Clint Session

No. 55
- Position:: Linebacker

Personal information
- Born:: September 22, 1984 (age 40) Pompano Beach, Florida, U.S.
- Height:: 6 ft 0 in (1.83 m)
- Weight:: 248 lb (112 kg)

Career information
- High school:: Blanche Ely (Pompano Beach)
- College:: Pittsburgh
- NFL draft:: 2007: 4th round, 136th pick

Career history
- Indianapolis Colts (2007–2010); Jacksonville Jaguars (2011–2012);

Career NFL statistics
- Total tackles:: 295
- Sacks:: 2.5
- Forced fumbles:: 5
- Pass deflections:: 8
- Interceptions:: 4
- Defensive touchdowns:: 1
- Stats at Pro Football Reference

= Clint Session =

American football player (born 1984)

Clint Session (born September 22, 1984) is an American former professional football player who was a linebacker in the National Football League (NFL) for the Indianapolis Colts and Jacksonville Jaguars. He played college football for the Pittsburgh Panthers and was selected by the Colts in the fourth round of the 2007 NFL draft.

==Early life==

Session attended Blanche Ely High School in Pompano Beach, Florida and was an honor student and a letterman in football and track & field. In football, he was a four-year letterman and as a senior, he led his team to the Florida State Title. He was a first-team All-Broward County Athletic Association selection, a first-team All-Broward County selection, a first-team Class 5A All-Florida selection, and an All-Southwest Region selection by PrepStar.

==College career==
A team captain and two-year starter for the Pittsburgh Panthers, Session finished his college career with 259 tackles, 2.5 sacks, seven forced fumbles, and three interceptions.

==Professional career==

===Indianapolis Colts===
Session was selected by the Indianapolis Colts in the fourth round of the 2007 NFL draft. After spending his rookie season as a backup, he became a starter during his second season. He started 15 of 16 games for the Colts at outside linebacker, recording 94 tackles.

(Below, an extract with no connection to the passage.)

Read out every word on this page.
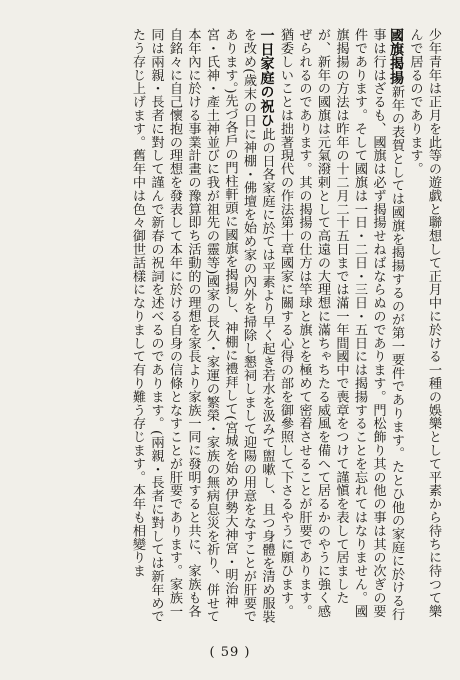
少年青年は正月を此等の遊戯と聯想して正月中に於ける一種の娛樂として平素から待ちに待つて樂んで居るのであります。

國旗揭揚新年の表賀としては國旗を揭揚するのが第一要件であります。たとひ他の家庭に於ける行事は行はざるも、國旗は必ず揭揚せねばならぬのであります。門松飾り其の他の事は其の次ぎの要件であります。そして國旗は一日・二日・三日・五日には揭揚することを忘れてはなりません。國旗揭揚の方法は昨年の十二月二十五日までは滿一年間國中で喪章をつけて謹愼を表して居ましたが、新年の國旗は元氣潑剌として高遠の大理想に滿ちゃちたる威風を備へて居るかのやうに強く感ぜられるのであります。其の揭揚の仕方は竿球と旗とを極めて密着させることが肝要であります。猶委しいことは拙著現代の作法第十章國家に關する心得の部を御參照して下さるやうに願ひます。

一日家庭の祝ひ此の日各家庭に於ては平素より早く起き若水を汲みて盥嗽し、且つ身體を清め服裝を改め(歲末の日に神棚・佛壇を始め家の內外を掃除し懇祠しまして迎陽の用意をなすことが肝要であります。)先づ各戶の門柱軒頭に國旗を揭揚し、神棚に禮拜して(宮城を始め伊勢大神宮・明治神宮・氏神・產土神並びに我が祖先の靈等)國家の長久・家運の繁榮・家族の無病息災を祈り、併せて本年內に於ける事業計畫の豫算即ち活動的の理想を家長より家族一同に發明すると共に、家族も各自銘々に自己懷抱の理想を發表して本年に於ける自身の信條となすことが肝要であります。家族一同は兩親・長者に對して謹んで新春の祝詞を述べるのであります。(兩親・長者に對しては新年めでたう存じ上げます。舊年中は色々御世話樣になりまして有り難う存じます。本年も相變りま

( 59 )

===Jacksonville Jaguars===
On July 28, 2011, Session signed a 5-year, $30 million contract with the Jacksonville Jaguars.

In November 2011, Session suffered multiple concussions in a game against the Cleveland Browns. The following week, he was placed on the injured reserve list, ending his season.

Session had not recovered at the beginning of the 2012 season and was placed on the physically unable to perform (PUP) list. He was waived on December 4, 2012.

==NFL career statistics==

Legend
| Bold | Career high |

===Regular season===

Year: Team; Games; Tackles; Interceptions; Fumbles
GP: GS; Cmb; Solo; Ast; Sck; TFL; Int; Yds; TD; Lng; PD; FF; FR; Yds; TD
2007: IND; 13; 1; 31; 23; 8; 0.0; 4; 2; 3; 0; 3; 2; 1; 0; 0; 0
2008: IND; 16; 15; 94; 74; 20; 0.0; 11; 0; 0; 0; 0; 0; 2; 0; 0; 0
2009: IND; 14; 14; 102; 83; 19; 0.5; 3; 2; 35; 1; 27; 5; 1; 0; 0; 0
2010: IND; 5; 5; 38; 31; 7; 1.0; 1; 0; 0; 0; 0; 1; 0; 0; 0; 0
2011: JAX; 9; 6; 30; 19; 11; 1.0; 2; 0; 0; 0; 0; 0; 1; 0; 0; 0
57; 41; 295; 230; 65; 2.5; 21; 4; 38; 1; 27; 8; 5; 0; 0; 0

===Playoffs===

Year: Team; Games; Tackles; Interceptions; Fumbles
GP: GS; Cmb; Solo; Ast; Sck; TFL; Int; Yds; TD; Lng; PD; FF; FR; Yds; TD
2007: IND; 1; 0; 0; 0; 0; 0.0; 0; 0; 0; 0; 0; 0; 0; 0; 0; 0
2008: IND; 1; 1; 9; 8; 1; 0.0; 1; 0; 0; 0; 0; 0; 0; 0; 0; 0
2009: IND; 3; 3; 15; 9; 6; 0.0; 1; 0; 0; 0; 0; 0; 0; 2; 0; 0
5; 4; 24; 17; 7; 0.0; 2; 0; 0; 0; 0; 0; 0; 2; 0; 0

==Post-football career==
Clinton Session owns and operates "Raw Juice" - a smoothie bar in Northeast Indianapolis.

In mid-2015, press reports indicated Session was being sued to provide child support payments to his blind three-year-old daughter.